И Ставский протянул к нему свои сильные руки.
Еще там, на Халхин-Голе, начались солдатские дороги Симонова.
Сейчас он возмужал, хотя ему было всего двадцать шесть лет.
«Как я понял из слов генерала… — пишет К. Симонов в первом томе своих писательских дневников «Разные дни войны», — ситуация под Калугой складывалась довольно трудная. Немцы с двух сторон оставались еще очень близко от Тулы. Но наша ударная группа прорвалась вглубь по Калужской дороге и дошла до самого города. Бой шел за предместья Калуги. Прорыв был совершен на большую глубину, но по обеим сторонам узкой кишки прорыва по-прежнему были немцы. Они то в одном, то в другом месте перерезали эту кишку, так что от штаба армии до командовавшего наступавшей на Калугу группой войск генерала Попова было почти невозможно добраться. А он, в свою очередь, не мог добраться до своих передовых частей, которыми временно начальствовал один из командиров дивизий.
Словом, переплет был сложный, но Болдин действовал в этих условиях смело и решительно. И, учитывая психологическое состояние немцев в те дни, очевидно, так и следовало действовать. То есть поступать с немцами так, как всего каких-нибудь два месяца назад они поступали с нами».
Несмотря на такую обстановку, Симонов предложил все-таки попытаться достигнуть окрестностей Калуги или хотя бы расположения генерала Попова. Для надежности поехали на двух машинах.
В эти дни свирепствовали страшные метели. Дорогу местами совсем занесло. В двух или в трех местах образовались большие «пробки» машин. С огромным трудом нам удалось миновать эти заторы. Потом перед нами выросла настоящая стена из снега.
— Тпру-у, приехали, — сказал мой шофер Михаил Бураков.
Толкаем «эмку» сюда, толкаем туда — ни с места. Пошли за трактором. Он вытащил нас из сугроба. Измучившись до предела, измотав до опасного машину, поняли, что пробиться вперед нельзя.
— Счастье, что погода нелетная, — сказал Симонов, — а то бы нам дала тут жару фашистская авиация…
Погода, действительно, благоприятствовала действиям наших войск, хотя они и испытывали невероятные трудности.
Вернувшись в Тулу, Симонов попросил редакцию прислать нам редакционный самолет «У-2».
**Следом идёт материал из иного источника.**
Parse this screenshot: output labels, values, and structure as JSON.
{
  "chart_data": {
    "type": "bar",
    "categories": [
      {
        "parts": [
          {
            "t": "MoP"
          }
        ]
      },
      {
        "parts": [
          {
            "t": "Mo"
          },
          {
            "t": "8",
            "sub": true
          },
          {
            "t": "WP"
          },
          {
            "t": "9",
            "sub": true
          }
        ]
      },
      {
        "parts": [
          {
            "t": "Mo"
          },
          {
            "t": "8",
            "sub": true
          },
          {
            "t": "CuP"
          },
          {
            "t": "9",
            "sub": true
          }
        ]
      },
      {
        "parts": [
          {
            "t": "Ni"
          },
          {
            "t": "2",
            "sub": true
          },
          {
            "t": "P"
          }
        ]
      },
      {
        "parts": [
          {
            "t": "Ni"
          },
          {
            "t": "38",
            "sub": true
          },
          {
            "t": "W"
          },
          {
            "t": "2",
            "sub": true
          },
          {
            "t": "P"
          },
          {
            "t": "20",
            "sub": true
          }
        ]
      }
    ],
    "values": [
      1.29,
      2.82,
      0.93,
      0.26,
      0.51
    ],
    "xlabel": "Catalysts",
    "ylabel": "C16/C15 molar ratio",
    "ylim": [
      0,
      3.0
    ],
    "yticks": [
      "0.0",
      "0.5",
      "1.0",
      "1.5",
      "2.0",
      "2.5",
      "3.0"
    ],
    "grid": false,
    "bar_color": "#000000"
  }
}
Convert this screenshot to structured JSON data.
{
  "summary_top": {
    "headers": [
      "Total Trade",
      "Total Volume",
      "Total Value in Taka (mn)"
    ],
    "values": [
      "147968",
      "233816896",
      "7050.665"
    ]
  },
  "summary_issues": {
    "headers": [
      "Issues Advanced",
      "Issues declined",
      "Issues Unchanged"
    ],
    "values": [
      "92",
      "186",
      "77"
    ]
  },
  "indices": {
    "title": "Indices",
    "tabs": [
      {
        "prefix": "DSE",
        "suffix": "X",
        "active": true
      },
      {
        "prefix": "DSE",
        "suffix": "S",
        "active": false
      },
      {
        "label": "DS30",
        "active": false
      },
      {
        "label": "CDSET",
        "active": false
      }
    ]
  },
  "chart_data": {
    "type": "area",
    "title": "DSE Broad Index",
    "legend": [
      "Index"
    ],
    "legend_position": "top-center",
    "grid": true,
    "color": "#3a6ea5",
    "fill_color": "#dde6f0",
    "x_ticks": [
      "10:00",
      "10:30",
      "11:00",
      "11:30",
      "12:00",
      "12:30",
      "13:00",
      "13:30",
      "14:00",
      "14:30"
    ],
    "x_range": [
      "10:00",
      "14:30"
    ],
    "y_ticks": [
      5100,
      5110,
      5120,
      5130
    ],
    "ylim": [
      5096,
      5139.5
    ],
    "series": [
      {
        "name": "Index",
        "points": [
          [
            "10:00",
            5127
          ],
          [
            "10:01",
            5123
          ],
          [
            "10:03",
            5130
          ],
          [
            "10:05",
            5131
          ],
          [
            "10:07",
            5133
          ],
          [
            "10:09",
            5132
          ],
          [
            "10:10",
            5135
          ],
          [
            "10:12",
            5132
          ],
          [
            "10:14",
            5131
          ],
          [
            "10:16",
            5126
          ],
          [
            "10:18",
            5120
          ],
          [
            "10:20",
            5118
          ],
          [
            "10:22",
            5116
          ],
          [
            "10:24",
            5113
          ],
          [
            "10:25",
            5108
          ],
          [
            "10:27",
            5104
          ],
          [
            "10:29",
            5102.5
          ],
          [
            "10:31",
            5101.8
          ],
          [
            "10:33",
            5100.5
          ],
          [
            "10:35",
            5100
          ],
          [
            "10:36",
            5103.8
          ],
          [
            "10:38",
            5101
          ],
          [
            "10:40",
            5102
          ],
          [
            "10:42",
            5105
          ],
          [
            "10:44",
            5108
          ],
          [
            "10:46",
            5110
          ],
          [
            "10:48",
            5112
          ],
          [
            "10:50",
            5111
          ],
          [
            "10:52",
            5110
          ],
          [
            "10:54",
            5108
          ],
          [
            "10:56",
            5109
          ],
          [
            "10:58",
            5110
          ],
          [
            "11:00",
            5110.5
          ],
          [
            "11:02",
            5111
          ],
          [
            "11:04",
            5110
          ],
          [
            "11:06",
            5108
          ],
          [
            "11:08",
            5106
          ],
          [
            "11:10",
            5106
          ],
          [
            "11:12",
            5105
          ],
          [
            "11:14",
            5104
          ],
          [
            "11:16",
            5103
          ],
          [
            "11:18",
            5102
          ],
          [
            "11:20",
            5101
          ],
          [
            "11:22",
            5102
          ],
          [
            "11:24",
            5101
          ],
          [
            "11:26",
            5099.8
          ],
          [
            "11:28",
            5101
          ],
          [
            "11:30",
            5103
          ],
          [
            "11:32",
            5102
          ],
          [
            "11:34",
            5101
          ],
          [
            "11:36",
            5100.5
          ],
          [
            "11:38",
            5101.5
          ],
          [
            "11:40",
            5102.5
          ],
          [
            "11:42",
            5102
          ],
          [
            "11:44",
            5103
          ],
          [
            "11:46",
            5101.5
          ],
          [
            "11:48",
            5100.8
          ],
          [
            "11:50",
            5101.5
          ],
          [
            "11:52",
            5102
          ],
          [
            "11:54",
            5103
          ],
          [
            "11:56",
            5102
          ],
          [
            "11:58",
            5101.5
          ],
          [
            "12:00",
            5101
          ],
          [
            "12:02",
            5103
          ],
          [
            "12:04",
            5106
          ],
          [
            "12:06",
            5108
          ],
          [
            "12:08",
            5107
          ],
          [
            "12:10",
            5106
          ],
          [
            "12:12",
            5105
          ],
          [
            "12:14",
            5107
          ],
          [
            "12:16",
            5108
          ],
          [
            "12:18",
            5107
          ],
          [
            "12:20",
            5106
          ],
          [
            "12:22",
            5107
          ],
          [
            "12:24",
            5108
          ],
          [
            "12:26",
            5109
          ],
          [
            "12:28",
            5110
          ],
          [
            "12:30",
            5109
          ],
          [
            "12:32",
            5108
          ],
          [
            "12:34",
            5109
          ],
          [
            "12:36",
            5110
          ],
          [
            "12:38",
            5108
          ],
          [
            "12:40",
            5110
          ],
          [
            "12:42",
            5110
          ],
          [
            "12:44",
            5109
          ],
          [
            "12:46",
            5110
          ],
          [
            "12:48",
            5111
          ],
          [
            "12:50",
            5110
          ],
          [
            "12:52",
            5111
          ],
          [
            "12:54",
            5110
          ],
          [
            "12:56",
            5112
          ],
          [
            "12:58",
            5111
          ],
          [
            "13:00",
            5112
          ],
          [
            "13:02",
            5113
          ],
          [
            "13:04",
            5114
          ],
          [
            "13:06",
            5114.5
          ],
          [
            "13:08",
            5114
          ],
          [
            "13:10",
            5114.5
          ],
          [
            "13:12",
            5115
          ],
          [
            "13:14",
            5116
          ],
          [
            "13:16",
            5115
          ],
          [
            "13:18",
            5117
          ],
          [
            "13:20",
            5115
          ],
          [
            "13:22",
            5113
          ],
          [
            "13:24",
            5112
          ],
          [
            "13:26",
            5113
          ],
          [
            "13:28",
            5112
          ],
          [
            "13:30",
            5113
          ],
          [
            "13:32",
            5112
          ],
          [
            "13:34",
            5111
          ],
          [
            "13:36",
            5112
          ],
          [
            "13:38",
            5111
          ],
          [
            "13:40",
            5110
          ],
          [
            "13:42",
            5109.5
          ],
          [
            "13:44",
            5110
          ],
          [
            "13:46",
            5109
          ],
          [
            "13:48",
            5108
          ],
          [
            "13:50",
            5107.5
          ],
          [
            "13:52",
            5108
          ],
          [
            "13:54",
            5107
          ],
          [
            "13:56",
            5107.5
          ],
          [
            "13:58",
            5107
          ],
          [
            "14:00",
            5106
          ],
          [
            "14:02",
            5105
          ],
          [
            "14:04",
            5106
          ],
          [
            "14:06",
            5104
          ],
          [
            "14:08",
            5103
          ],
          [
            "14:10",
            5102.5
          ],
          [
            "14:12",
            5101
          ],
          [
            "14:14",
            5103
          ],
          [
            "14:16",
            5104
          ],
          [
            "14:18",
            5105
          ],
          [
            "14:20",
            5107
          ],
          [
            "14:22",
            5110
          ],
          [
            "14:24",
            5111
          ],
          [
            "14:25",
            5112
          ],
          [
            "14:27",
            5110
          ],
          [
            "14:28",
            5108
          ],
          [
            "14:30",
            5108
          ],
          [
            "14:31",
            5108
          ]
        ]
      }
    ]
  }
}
На следующий день утром Константин Михайлович вдруг исчез из поля нашего зрения. Мы и в штаб, и на узел связи, и в обком — нет Симонова. Собирались уж наводить справки в госпитале. И тут, какой-то довольный, сияющий, Симонов вошел в дом, где мы жили.
Улыбается. На все наши вопросы ответил лишь на ухо шепотом:
— В кино, на свидании был…
И тут я вспомнил, что в кинотеатре на улице Коммунаров шел фильм с участием актрисы, которая стала героиней знаменитого сборника стихов Симонова: «С тобой и без тебя».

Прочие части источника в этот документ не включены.